为首者是大寨主牧朝飞,他被其余几位寨主和普相、断江流簇拥着走出了大门。他们全都是一副烟熏火燎的样子,有的衣服烧出了破洞,有的头发被烫的打了卷,普相的额头还被掉落的火星烫出一个水泡。几个人的脸色都甚是难看,尤其牧朝飞的脸黑沉沉的。雁菩提一看便知没能截住三彭道人,被他刚才借着火光逃走了。

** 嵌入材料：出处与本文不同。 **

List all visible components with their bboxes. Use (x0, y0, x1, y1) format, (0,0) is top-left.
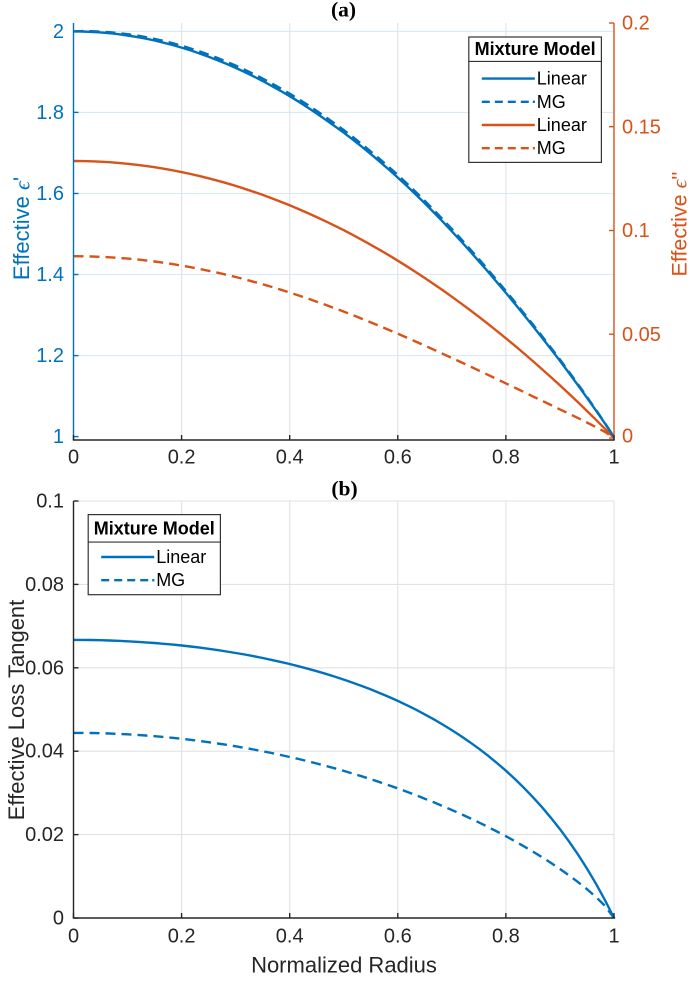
svg-text:1.8: 1.8 (36, 102, 64, 124)
svg-text:0.8: 0.8 (492, 926, 520, 948)
svg-text:1.2: 1.2 (36, 345, 64, 367)
svg-text:(b): (b) (331, 477, 357, 501)
svg-text:0: 0 (68, 926, 79, 948)
svg-text:1: 1 (608, 926, 619, 948)
svg-text:0.2: 0.2 (168, 926, 196, 948)
svg-text:0.02: 0.02 (25, 824, 64, 846)
svg-text:0.05: 0.05 (622, 324, 661, 346)
svg-text:0.15: 0.15 (622, 116, 661, 138)
svg-text:1.6: 1.6 (36, 183, 64, 205)
svg-text:0.04: 0.04 (25, 741, 64, 763)
svg-text:0.6: 0.6 (384, 447, 412, 469)
svg-text:0.2: 0.2 (168, 447, 196, 469)
svg-text:0.4: 0.4 (276, 926, 304, 948)
svg-text:0.6: 0.6 (384, 926, 412, 948)
svg-text:Effective ϵ': Effective ϵ' (9, 177, 34, 280)
svg-text:Linear: Linear (537, 115, 587, 135)
svg-text:0.1: 0.1 (622, 220, 650, 242)
svg-text:Normalized Radius: Normalized Radius (251, 953, 437, 977)
svg-text:MG: MG (537, 138, 566, 158)
svg-text:Effective Loss Tangent: Effective Loss Tangent (4, 600, 29, 821)
svg-text:0.8: 0.8 (492, 447, 520, 469)
svg-text:0.4: 0.4 (276, 447, 304, 469)
svg-text:0: 0 (622, 426, 633, 448)
svg-text:0: 0 (68, 447, 79, 469)
svg-text:Effective ϵ'': Effective ϵ'' (668, 172, 690, 277)
svg-text:1.4: 1.4 (36, 264, 64, 286)
svg-text:MG: MG (537, 92, 566, 112)
svg-text:Linear: Linear (156, 547, 206, 567)
svg-text:0: 0 (53, 908, 64, 930)
svg-text:MG: MG (156, 570, 185, 590)
svg-text:1: 1 (608, 447, 619, 469)
svg-text:0.1: 0.1 (36, 491, 64, 513)
svg-text:Mixture Model: Mixture Model (475, 39, 596, 59)
svg-text:Mixture Model: Mixture Model (94, 518, 215, 538)
svg-text:(a): (a) (331, 0, 356, 22)
svg-text:Linear: Linear (537, 69, 587, 89)
svg-text:0.06: 0.06 (25, 657, 64, 679)
svg-text:2: 2 (53, 21, 64, 43)
svg-text:0.2: 0.2 (622, 13, 650, 35)
svg-text:1: 1 (53, 426, 64, 448)
svg-text:0.08: 0.08 (25, 574, 64, 596)
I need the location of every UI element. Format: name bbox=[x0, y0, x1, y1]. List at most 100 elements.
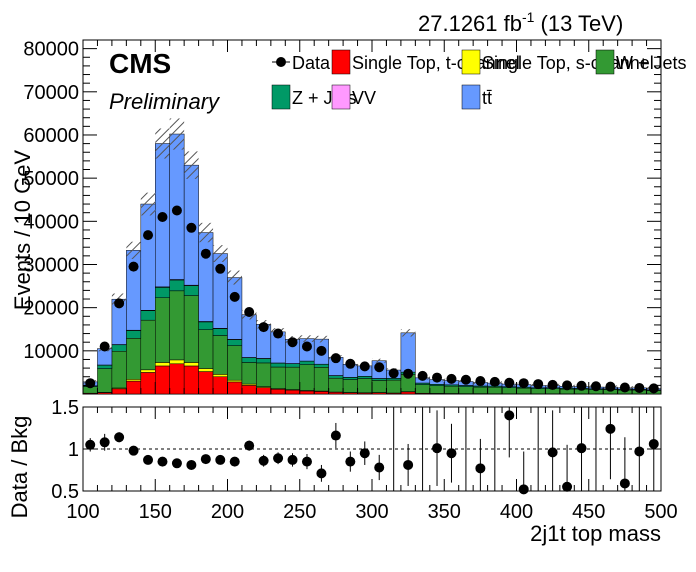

她暗叹一声,刚想询问详情,牧朝飞却身子一歪,幸亏殷开疆和呼延朔从旁搀扶,他才没有摔倒在地。
“大哥,你怎么了?”“大寨主!”众人各自发出惊疑的喊声。牧朝飞手按小腹没有说话,只是摇摇头,冷汗从他的额角流下。鸿超子俯身看去,发现从牧朝飞的指缝间渗出了鲜血。他大吃一惊,急忙拉开牧朝飞的手检视,果然在腹部有一处伤口,虽然并不甚宽,但血液正在汩汩流出。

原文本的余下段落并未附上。